İlkbaharın veda edip yazın kendisini hissettirmeye
başladığı bir günde İstanbul’dan Belgrad’a doğru yola koyuluyorum. Bir saat
yirmi dakikalık uçuşun ardından Nikola Tesla havalimanındayım. Birçok ülkede
havalimanı, meydan isimleri siyasetçi ya da generallerden verilirken Belgrad’ın
havalimanına isim olarak bilim ve teknoloji dünyasının yapısını kökünden
değiştiren buluşlara imza atmış dâhi bilim adamı Tesla’nın verilmesi takdire
şayan.
Kent merkezine gitmenin en ucuz yolu havalimanı kapısında
bekleyen minibüslerine binip, 300 dinara (2.5 euro) Slavija meydanına ulaşmak
mümkün. Slavija'da inip geniş bulvarından ilerleyerek Terazije caddesindeki
otelime ulaşıyorum. Barok mimarisiyle Moskova Oteli Terazije’yi süslüyor; 20. yüzyılın başında inşa edilmiş otel,
Albert Einstein, Alfred Hitchcock, Robert de Niro, Brad Pitt gibi
Belgrad’a yolu düşen birçok ünlüyü ağırlamış. Moskova otelinin karşısındaki
Kasina Otel daha merkezi olmasına karşın altında konser düzenlenen kulüp yer
aldığından hafta sonları sabaha kadar gürültüsü eksik olmuyor. Bavulumu otele
bırakıp biraz soluklandıktan sonra Kalemegdan'a doğru yola koyuluyorum.
Birkaç dakika sonra neo-klasik mimarisiyle şehir
tiyatrosu ve müzesinin yer aldığı Republike Meydanına varıyorum. Belgradlı
gençlerin buluşma noktası İtalyan mimar Enrico Pazzi’nin yaptığı bir atlı
heykel. Atın üzerinde Osmanlı’ya karşı bağımsızlık savaşını kazanan Prens
Mihailo parmağıyla İstanbul’u işaret ediyor ama bu durum Belgradlı gençlerin
pek de umurlarında değil, kimse Prens Mihailo heykelinde buluşalım demiyor,
hepsi atın altında buluşalım diye birbirlerine randevu veriyorlar.

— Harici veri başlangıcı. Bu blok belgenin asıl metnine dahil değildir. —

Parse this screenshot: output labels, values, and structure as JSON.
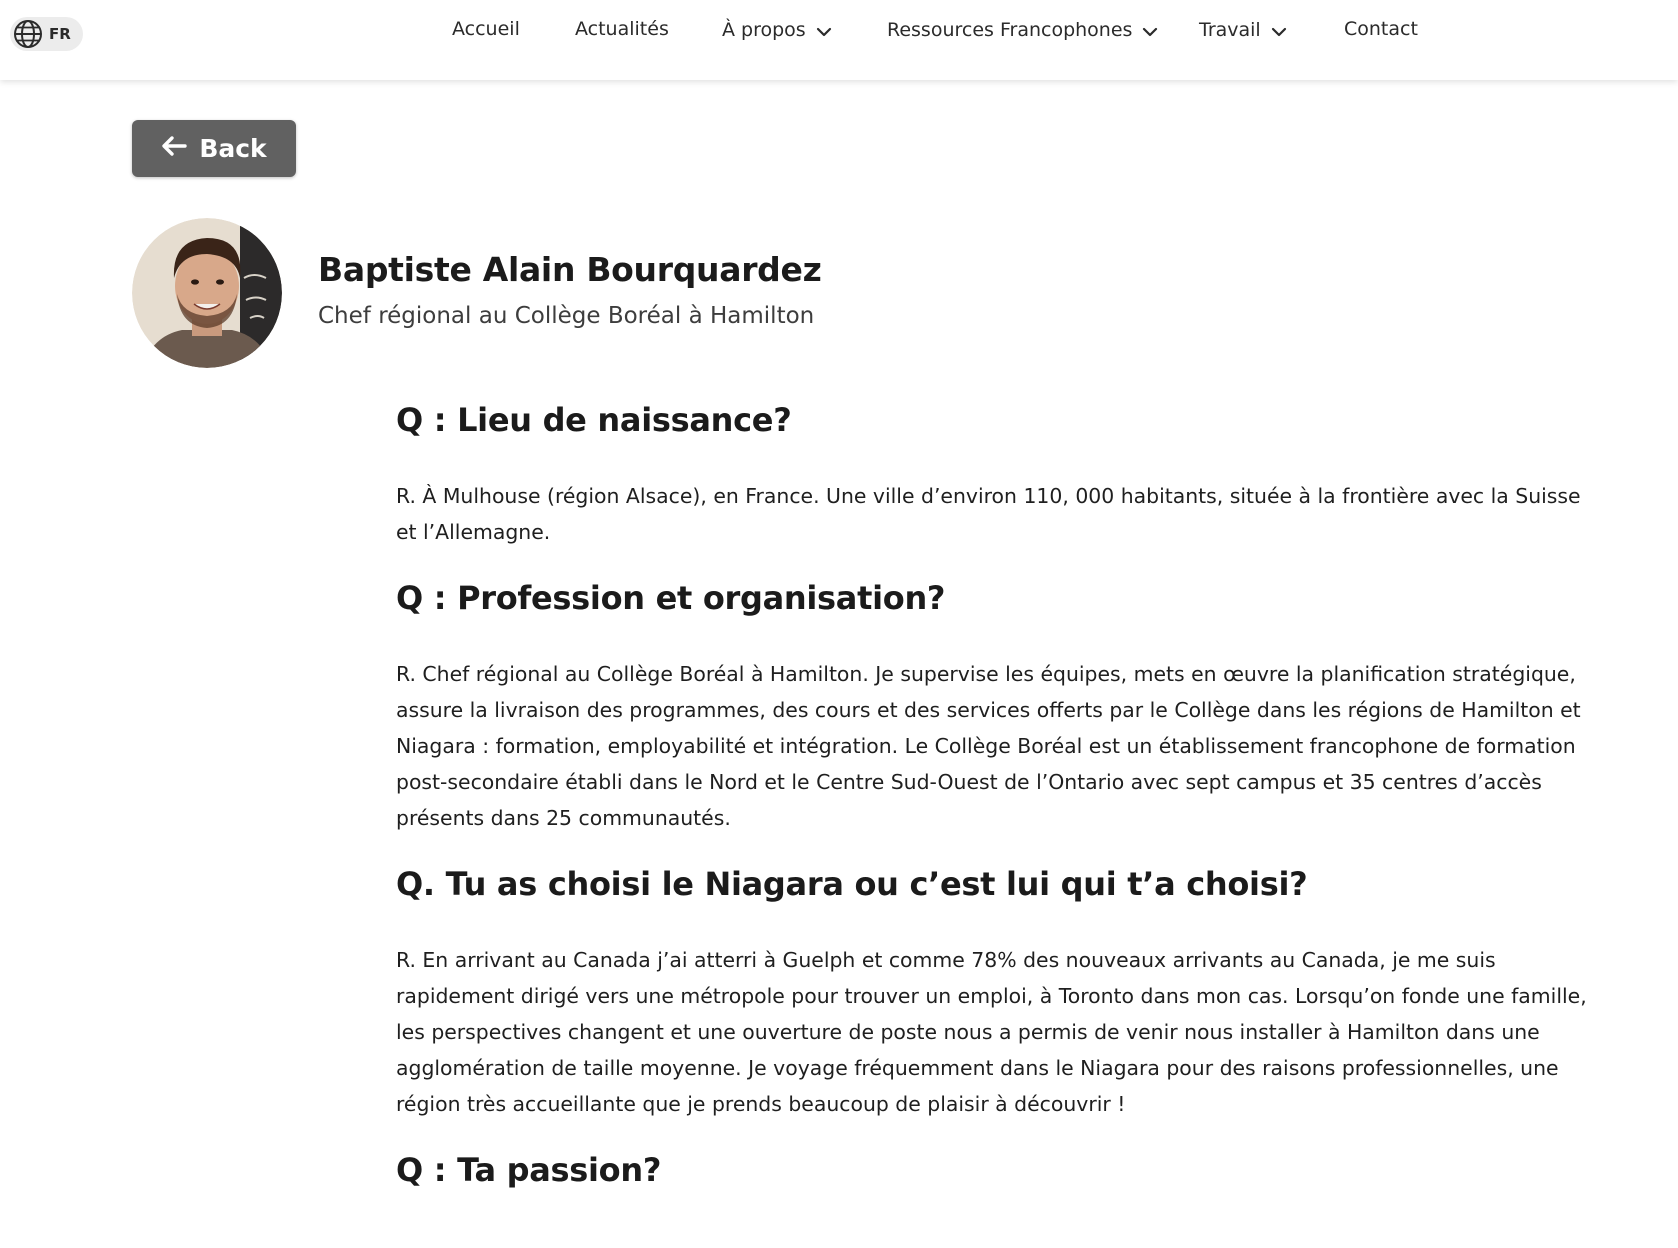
{
  "header": {
    "language": {
      "code": "FR",
      "icon": "globe-icon"
    },
    "nav": [
      {
        "label": "Accueil",
        "has_dropdown": false
      },
      {
        "label": "Actualités",
        "has_dropdown": false
      },
      {
        "label": "À propos",
        "has_dropdown": true
      },
      {
        "label": "Ressources Francophones",
        "has_dropdown": true
      },
      {
        "label": "Travail",
        "has_dropdown": true
      },
      {
        "label": "Contact",
        "has_dropdown": false
      }
    ]
  },
  "back_button": {
    "label": "Back",
    "icon": "arrow-left-icon"
  },
  "profile": {
    "name": "Baptiste Alain Bourquardez",
    "role": "Chef régional au Collège Boréal à Hamilton"
  },
  "qa": [
    {
      "question": "Q : Lieu de naissance?",
      "answer": "R. À Mulhouse (région Alsace), en France. Une ville d’environ 110, 000 habitants, située à la frontière avec la Suisse et l’Allemagne."
    },
    {
      "question": "Q : Profession et organisation?",
      "answer": "R. Chef régional au Collège Boréal à Hamilton. Je supervise les équipes, mets en œuvre la planification stratégique, assure la livraison des programmes, des cours et des services offerts par le Collège dans les régions de Hamilton et Niagara : formation, employabilité et intégration. Le Collège Boréal est un établissement francophone de formation post-secondaire établi dans le Nord et le Centre Sud-Ouest de l’Ontario avec sept campus et 35 centres d’accès présents dans 25 communautés."
    },
    {
      "question": "Q. Tu as choisi le Niagara ou c’est lui qui t’a choisi?",
      "answer": "R. En arrivant au Canada j’ai atterri à Guelph et comme 78% des nouveaux arrivants au Canada, je me suis rapidement dirigé vers une métropole pour trouver un emploi, à Toronto dans mon cas. Lorsqu’on fonde une famille, les perspectives changent et une ouverture de poste nous a permis de venir nous installer à Hamilton dans une agglomération de taille moyenne. Je voyage fréquemment dans le Niagara pour des raisons professionnelles, une région très accueillante que je prends beaucoup de plaisir à découvrir !"
    },
    {
      "question": "Q : Ta passion?",
      "answer": ""
    }
  ]
}
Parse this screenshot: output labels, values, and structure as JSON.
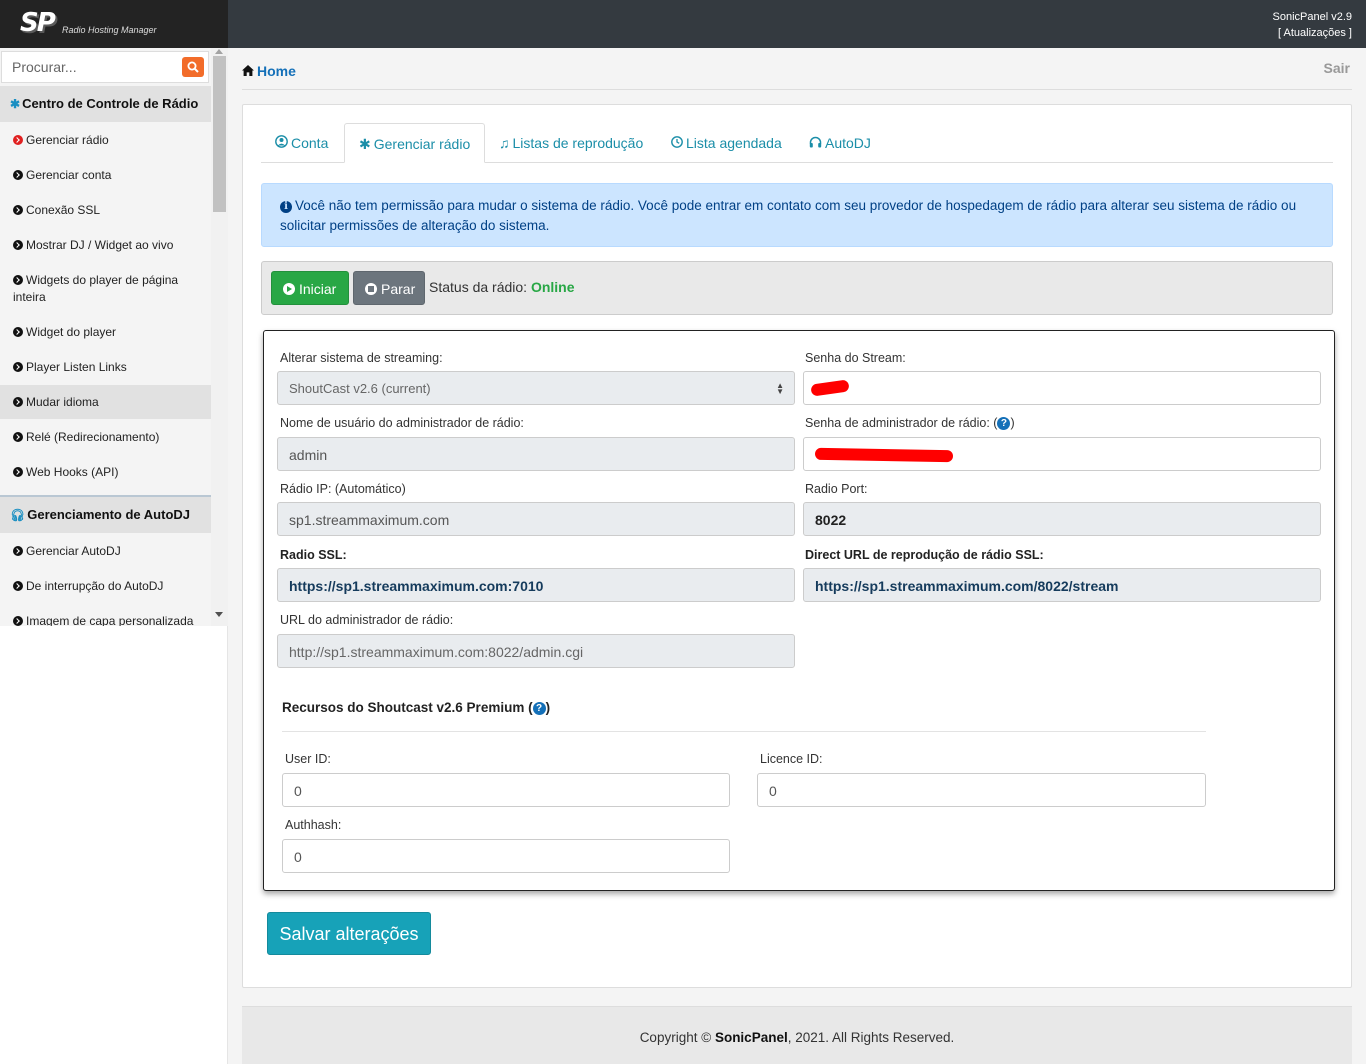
{
  "header": {
    "logo_mark": "SP",
    "logo_subtitle": "Radio Hosting Manager",
    "version": "SonicPanel v2.9",
    "updates_link": "[ Atualizações ]"
  },
  "sidebar": {
    "search_placeholder": "Procurar...",
    "sections": [
      {
        "title": "Centro de Controle de Rádio",
        "icon": "gear-icon",
        "items": [
          {
            "label": "Gerenciar rádio",
            "active": true
          },
          {
            "label": "Gerenciar conta"
          },
          {
            "label": "Conexão SSL"
          },
          {
            "label": "Mostrar DJ / Widget ao vivo"
          },
          {
            "label": "Widgets do player de página inteira"
          },
          {
            "label": "Widget do player"
          },
          {
            "label": "Player Listen Links"
          },
          {
            "label": "Mudar idioma",
            "hover": true
          },
          {
            "label": "Relé (Redirecionamento)"
          },
          {
            "label": "Web Hooks (API)"
          }
        ]
      },
      {
        "title": "Gerenciamento de AutoDJ",
        "icon": "headphones-icon",
        "items": [
          {
            "label": "Gerenciar AutoDJ"
          },
          {
            "label": "De interrupção do AutoDJ"
          },
          {
            "label": "Imagem de capa personalizada"
          }
        ]
      }
    ]
  },
  "breadcrumb": {
    "home": "Home"
  },
  "logout": "Sair",
  "tabs": [
    {
      "label": "Conta",
      "icon": "user-circle-icon"
    },
    {
      "label": "Gerenciar rádio",
      "icon": "gear-icon",
      "active": true
    },
    {
      "label": "Listas de reprodução",
      "icon": "music-note-icon"
    },
    {
      "label": "Lista agendada",
      "icon": "clock-icon"
    },
    {
      "label": "AutoDJ",
      "icon": "headphones-icon"
    }
  ],
  "alert": {
    "text": "Você não tem permissão para mudar o sistema de rádio. Você pode entrar em contato com seu provedor de hospedagem de rádio para alterar seu sistema de rádio ou solicitar permissões de alteração do sistema."
  },
  "controls": {
    "start_label": "Iniciar",
    "stop_label": "Parar",
    "status_label": "Status da rádio:",
    "status_value": "Online"
  },
  "form": {
    "streaming_system": {
      "label": "Alterar sistema de streaming:",
      "value": "ShoutCast v2.6 (current)"
    },
    "stream_password": {
      "label": "Senha do Stream:",
      "value": ""
    },
    "admin_username": {
      "label": "Nome de usuário do administrador de rádio:",
      "value": "admin"
    },
    "admin_password": {
      "label": "Senha de administrador de rádio: (",
      "label_end": ")",
      "help": "?",
      "value": ""
    },
    "radio_ip": {
      "label": "Rádio IP: (Automático)",
      "value": "sp1.streammaximum.com"
    },
    "radio_port": {
      "label": "Radio Port:",
      "value": "8022"
    },
    "radio_ssl": {
      "label": "Radio SSL:",
      "value": "https://sp1.streammaximum.com:7010"
    },
    "direct_url": {
      "label": "Direct URL de reprodução de rádio SSL:",
      "value": "https://sp1.streammaximum.com/8022/stream"
    },
    "admin_url": {
      "label": "URL do administrador de rádio:",
      "value": "http://sp1.streammaximum.com:8022/admin.cgi"
    }
  },
  "premium": {
    "title": "Recursos do Shoutcast v2.6 Premium (",
    "title_end": ")",
    "help": "?",
    "user_id": {
      "label": "User ID:",
      "value": "0"
    },
    "licence_id": {
      "label": "Licence ID:",
      "value": "0"
    },
    "authhash": {
      "label": "Authhash:",
      "value": "0"
    }
  },
  "save_label": "Salvar alterações",
  "footer": {
    "prefix": "Copyright ©",
    "brand": "SonicPanel",
    "suffix": ", 2021. All Rights Reserved."
  },
  "colors": {
    "topbar": "#343a40",
    "accent_link": "#1470b8",
    "tab_text": "#1b8ea8",
    "online": "#28a745",
    "save_button": "#17a2b8",
    "redaction": "#ff0000"
  }
}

Yolun devamında ise Knez Mihailova caddesi yer alıyor.
Sadece yayalara açık olan bu caddeye Belgrad’ın İstiklâl Caddesi desek yanılmış
olmayız; ama burası hiçbir zaman İstiklal Caddesi gibi iğne atsan yere
düşmeyecek kadar olmuyor. Zira Belgrad kalabalık bir kent değil, nüfus İstanbul’un
onda biri.
Belgrad’a gelen günübirlik turistler gibi sadece Knez
Mihajlova'yi turlamayın. Republike Meydanını Kalemegdan'a bağlayan, Knez Mihajlova'ya
paralel olan sokaklar da görülmeye değer. Güzel kızlarıyla ünlü Strahinjića
Bana nam-ı diğer’ silicon valley’ bu sokaklar içinde en ilgi çekicisi. Gece
hayatını sevenlerin akşam ondan sonra geceye ısınma turlarının yapıldığı
sokağın en gözde barları Jimmy Woo, Pastis.
Strahinjića Bana'daki Walter köftecisinde kısa bir öğlen
yemeği molası veriyorum. Nazilere kafa tutan Boşnak kahraman Valter’i konu alan
‘Valter Brani Sarajevo’ filminden adını alan köfteci tam bir hayal kırıklığı
oldu.
İnegöl köfteyi andıran süt kaymağıyla servis edilen köfte kuru ve lezzetsiz.
Tripadvisor'da üst sıralarda yer alan mekân yemeklerinden çok bahçesinde
ortamın keyfini çıkarmak için düşünülebilir. Strahinjića Bana'dan birkaç
dakikalık bir yürüyüş yapıp Bayraklı camiye varıyorum; geçmişte Belgrad’da
bulunan iki yüz elli camiden günümüzde ayakta kalan tek cami burası.